Pojęcie information bottleneck (wąskie gardło informacyjne) to teoretyczna metoda wywodząca się z teorii informacji, stosowana w uczeniu maszynowym. Jej celem jest znalezienie zwartej reprezentacji zmiennej wejściowej, która zachowuje maksymalną ilość istotnych informacji niezbędnych do przewidywania zmiennej wyjściowej, usuwając jednocześnie dane nieistotne. Podejście to różni się od klasycznej kompresji czy ekstrakcji cech, ponieważ skupia się wyłącznie na relewantności informacji dla danego zadania.

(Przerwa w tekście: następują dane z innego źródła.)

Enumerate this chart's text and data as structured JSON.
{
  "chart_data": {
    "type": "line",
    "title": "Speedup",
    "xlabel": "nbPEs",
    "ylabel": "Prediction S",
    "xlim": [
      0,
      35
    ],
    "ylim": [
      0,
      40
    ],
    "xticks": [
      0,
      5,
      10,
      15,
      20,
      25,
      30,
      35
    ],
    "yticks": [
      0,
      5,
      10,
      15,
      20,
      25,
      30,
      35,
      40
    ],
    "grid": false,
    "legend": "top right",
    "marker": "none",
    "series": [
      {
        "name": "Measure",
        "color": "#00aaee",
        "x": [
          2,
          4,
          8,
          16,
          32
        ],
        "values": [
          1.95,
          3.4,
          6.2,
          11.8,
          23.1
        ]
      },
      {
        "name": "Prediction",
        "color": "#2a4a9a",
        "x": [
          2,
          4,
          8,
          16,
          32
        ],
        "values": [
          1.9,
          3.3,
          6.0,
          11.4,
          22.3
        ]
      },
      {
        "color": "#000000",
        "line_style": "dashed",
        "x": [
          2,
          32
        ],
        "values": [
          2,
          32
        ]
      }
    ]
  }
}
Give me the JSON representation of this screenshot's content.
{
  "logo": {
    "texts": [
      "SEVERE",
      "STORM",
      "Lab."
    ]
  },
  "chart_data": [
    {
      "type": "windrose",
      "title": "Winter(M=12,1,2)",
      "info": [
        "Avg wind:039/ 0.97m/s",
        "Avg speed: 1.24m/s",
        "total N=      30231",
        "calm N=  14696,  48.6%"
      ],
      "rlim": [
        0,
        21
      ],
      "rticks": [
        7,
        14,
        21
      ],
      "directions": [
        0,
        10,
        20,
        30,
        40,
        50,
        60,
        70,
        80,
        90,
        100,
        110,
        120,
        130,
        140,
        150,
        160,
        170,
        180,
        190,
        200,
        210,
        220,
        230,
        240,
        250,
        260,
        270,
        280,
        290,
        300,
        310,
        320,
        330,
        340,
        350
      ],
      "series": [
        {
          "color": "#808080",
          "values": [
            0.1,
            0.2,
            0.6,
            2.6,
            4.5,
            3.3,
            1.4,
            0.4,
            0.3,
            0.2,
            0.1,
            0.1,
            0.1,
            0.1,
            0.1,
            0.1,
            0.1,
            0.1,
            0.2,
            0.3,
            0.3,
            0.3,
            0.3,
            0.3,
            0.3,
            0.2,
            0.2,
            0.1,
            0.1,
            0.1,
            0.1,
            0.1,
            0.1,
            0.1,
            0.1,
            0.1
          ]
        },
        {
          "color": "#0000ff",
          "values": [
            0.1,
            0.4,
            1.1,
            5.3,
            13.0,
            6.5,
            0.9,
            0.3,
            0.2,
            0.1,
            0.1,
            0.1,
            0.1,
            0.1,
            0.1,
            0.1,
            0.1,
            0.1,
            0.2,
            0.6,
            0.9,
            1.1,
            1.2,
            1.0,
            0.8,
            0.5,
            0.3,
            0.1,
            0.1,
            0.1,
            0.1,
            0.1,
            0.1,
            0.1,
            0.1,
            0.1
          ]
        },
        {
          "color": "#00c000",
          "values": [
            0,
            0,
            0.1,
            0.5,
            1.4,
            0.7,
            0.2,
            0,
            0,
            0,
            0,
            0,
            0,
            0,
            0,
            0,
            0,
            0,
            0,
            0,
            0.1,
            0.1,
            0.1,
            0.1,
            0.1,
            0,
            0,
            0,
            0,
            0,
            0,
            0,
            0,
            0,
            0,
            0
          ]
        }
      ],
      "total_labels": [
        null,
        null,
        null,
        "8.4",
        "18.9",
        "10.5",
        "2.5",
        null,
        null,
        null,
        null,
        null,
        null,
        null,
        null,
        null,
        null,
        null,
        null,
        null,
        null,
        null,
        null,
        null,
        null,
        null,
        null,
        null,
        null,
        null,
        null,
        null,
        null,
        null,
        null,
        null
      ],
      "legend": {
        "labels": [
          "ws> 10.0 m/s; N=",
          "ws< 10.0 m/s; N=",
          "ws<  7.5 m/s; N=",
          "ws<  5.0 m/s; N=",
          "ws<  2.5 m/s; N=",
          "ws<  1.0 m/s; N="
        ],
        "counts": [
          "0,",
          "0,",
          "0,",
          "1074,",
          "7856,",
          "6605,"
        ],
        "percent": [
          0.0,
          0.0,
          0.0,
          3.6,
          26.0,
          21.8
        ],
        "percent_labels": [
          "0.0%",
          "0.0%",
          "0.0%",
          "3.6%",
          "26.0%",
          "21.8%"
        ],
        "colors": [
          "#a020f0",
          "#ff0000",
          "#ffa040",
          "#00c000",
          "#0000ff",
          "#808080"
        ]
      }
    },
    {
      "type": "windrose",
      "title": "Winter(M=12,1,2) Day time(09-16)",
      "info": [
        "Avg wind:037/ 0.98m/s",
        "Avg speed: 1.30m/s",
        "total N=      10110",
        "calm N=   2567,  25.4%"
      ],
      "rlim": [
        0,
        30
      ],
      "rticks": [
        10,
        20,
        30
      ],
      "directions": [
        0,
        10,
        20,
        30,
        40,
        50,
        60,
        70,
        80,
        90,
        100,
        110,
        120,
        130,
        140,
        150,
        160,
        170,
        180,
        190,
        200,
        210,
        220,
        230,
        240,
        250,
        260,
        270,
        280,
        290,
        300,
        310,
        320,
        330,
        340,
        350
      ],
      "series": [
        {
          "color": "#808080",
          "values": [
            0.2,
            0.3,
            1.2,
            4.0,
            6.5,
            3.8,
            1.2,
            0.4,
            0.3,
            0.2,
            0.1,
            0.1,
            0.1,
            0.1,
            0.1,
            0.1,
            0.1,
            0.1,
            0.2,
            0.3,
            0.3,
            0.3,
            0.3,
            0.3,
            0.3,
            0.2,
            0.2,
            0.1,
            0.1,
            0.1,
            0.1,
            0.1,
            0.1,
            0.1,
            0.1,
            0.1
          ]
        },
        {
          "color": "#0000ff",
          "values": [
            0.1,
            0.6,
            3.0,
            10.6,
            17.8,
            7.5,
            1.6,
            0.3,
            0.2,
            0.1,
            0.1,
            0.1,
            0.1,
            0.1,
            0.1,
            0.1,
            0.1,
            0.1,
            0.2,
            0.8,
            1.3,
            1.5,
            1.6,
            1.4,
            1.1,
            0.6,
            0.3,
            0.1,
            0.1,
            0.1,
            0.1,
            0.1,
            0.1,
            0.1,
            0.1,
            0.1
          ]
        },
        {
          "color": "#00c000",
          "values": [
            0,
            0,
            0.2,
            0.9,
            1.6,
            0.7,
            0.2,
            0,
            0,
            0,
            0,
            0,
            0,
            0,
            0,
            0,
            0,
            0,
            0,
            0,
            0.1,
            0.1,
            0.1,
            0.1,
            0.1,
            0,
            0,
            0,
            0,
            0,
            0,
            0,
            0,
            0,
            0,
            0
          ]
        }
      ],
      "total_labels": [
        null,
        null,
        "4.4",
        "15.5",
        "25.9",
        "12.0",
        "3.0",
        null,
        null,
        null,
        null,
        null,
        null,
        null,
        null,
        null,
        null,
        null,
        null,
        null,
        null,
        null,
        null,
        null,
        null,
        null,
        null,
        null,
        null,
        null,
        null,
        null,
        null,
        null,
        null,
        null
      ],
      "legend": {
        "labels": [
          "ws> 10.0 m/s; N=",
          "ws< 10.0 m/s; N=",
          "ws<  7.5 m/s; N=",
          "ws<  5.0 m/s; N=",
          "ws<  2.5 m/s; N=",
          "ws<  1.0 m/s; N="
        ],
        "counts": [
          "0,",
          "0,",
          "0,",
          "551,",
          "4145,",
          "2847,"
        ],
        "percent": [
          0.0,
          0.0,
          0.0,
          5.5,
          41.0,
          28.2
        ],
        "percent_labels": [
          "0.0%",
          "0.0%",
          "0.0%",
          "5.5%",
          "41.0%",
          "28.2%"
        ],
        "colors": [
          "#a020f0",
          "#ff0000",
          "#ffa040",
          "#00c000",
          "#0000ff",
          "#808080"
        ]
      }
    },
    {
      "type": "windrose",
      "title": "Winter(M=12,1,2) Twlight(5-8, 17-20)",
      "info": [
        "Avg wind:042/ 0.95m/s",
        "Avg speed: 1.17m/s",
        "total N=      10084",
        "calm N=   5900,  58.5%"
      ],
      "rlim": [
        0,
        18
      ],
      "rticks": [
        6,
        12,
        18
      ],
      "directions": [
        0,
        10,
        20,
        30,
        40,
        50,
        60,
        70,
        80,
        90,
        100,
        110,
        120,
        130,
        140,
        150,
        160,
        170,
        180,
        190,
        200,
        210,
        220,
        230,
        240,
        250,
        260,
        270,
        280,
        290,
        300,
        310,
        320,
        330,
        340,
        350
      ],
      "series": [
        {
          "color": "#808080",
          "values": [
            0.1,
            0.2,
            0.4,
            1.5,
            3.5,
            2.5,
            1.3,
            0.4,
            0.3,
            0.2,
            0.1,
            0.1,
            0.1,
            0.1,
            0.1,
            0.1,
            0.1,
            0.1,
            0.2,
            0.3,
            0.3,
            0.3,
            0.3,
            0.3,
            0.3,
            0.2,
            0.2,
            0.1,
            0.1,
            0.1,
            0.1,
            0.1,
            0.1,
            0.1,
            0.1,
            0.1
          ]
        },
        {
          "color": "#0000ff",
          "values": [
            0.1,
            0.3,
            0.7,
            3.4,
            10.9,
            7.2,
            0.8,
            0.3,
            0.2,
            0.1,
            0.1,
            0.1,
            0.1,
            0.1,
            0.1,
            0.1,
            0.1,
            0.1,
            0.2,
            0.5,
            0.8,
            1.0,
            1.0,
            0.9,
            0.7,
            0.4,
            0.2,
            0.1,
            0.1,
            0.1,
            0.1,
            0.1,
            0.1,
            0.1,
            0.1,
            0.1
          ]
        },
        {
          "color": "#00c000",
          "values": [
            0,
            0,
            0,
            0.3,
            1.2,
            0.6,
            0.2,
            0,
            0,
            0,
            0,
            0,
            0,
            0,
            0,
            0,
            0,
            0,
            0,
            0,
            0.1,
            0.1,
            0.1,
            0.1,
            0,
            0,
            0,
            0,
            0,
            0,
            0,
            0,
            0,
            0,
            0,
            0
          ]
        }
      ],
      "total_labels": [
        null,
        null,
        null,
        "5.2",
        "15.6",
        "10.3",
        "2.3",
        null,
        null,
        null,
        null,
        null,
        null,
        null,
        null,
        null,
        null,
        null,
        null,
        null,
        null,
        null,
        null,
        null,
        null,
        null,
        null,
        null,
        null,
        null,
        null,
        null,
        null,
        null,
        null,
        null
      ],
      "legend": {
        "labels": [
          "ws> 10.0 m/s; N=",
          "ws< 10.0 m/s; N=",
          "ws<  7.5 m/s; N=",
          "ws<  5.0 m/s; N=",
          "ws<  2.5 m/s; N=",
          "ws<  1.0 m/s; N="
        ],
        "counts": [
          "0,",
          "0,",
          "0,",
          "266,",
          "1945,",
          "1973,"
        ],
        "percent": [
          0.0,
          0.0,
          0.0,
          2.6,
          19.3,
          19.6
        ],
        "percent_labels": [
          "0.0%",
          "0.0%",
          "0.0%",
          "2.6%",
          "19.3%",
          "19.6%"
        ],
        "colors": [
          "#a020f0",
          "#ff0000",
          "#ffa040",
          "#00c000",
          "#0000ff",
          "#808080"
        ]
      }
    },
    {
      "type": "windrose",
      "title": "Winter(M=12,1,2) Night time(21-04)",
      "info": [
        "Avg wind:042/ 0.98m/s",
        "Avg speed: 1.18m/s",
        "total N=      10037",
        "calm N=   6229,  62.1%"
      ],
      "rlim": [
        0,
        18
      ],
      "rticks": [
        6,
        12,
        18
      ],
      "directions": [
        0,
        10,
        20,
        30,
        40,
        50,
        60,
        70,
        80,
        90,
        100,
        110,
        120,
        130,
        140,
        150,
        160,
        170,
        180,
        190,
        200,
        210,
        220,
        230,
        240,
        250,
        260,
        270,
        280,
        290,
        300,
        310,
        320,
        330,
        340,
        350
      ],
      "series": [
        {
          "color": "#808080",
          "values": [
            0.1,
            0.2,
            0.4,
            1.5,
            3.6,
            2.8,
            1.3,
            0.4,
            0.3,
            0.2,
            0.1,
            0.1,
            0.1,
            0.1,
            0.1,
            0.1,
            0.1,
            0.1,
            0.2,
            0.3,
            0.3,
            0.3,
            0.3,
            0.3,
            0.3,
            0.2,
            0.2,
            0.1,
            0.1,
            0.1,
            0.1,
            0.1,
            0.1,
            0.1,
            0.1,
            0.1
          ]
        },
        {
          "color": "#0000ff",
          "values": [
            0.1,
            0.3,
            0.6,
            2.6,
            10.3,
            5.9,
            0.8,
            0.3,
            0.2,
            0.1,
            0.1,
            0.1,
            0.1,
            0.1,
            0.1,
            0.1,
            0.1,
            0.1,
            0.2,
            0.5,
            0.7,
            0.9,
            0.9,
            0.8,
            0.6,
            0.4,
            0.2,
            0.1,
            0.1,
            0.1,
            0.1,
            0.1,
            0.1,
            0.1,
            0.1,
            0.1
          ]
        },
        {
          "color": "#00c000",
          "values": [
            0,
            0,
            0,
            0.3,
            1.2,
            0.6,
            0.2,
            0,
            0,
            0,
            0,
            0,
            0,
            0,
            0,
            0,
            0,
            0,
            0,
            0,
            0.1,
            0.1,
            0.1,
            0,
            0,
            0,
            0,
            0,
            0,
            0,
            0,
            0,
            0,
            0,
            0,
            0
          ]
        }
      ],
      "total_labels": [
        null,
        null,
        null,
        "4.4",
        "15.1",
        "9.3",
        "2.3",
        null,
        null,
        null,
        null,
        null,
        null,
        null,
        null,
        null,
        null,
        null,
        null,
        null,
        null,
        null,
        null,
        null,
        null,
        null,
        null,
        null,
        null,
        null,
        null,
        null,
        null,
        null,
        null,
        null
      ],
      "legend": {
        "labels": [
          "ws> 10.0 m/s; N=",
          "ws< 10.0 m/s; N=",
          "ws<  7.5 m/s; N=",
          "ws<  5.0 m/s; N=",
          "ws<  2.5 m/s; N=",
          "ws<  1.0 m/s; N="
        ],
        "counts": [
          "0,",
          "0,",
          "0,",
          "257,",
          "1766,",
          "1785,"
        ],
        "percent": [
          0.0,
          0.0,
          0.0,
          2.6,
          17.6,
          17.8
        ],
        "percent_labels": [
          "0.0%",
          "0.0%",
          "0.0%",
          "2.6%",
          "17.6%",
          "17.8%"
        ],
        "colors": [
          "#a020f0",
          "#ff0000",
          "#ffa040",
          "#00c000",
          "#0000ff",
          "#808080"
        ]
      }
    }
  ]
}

Przykłady zastosowań i scenariusze użycia

Paradgimat information bottleneck wykorzystywany jest do projektowania i analizy modeli deep learning, szczególnie głębokich sieci neuronowych, gdzie pomaga wyjaśnić generalizację i odporność modeli. Znajduje też zastosowanie w kompresji danych, redukcji wymiarowości czy niektórych algorytmach klasteryzacji. Przykładowo, w przetwarzaniu języka naturalnego pozwala na filtrowanie nieistotnych informacji w reprezentacjach wektorowych.

Główne narzędzia programistyczne, biblioteki i frameworki

Do implementacji IB wykorzystuje się głównie TensorFlow (szczególnie bibliotekę tensorflow-compression), PyTorch (z otwartoźródłowymi implementacjami IB) oraz wyspecjalizowane biblioteki jak Information Bottleneck Toolbox czy moduły Pythona do teorii informacji.

Najważniejsze nowości, ewolucje i trendy

Obecne badania skupiają się na wdrażaniu IB w różnych architekturach (transformery, sieci konwolucyjne) oraz optymalizacji procesu uczenia w celu zwiększenia odporności na szum i ataki typu adversarial. Metody takie jak Variational Information Bottleneck (VIB) umożliwiają różniczkowalne włączenie IB do głębokich modeli. Ramy IB są też wykorzystywane do wyjaśniania zachowań dużych modeli foundation oraz projektowania bardziej wydajnych sieci.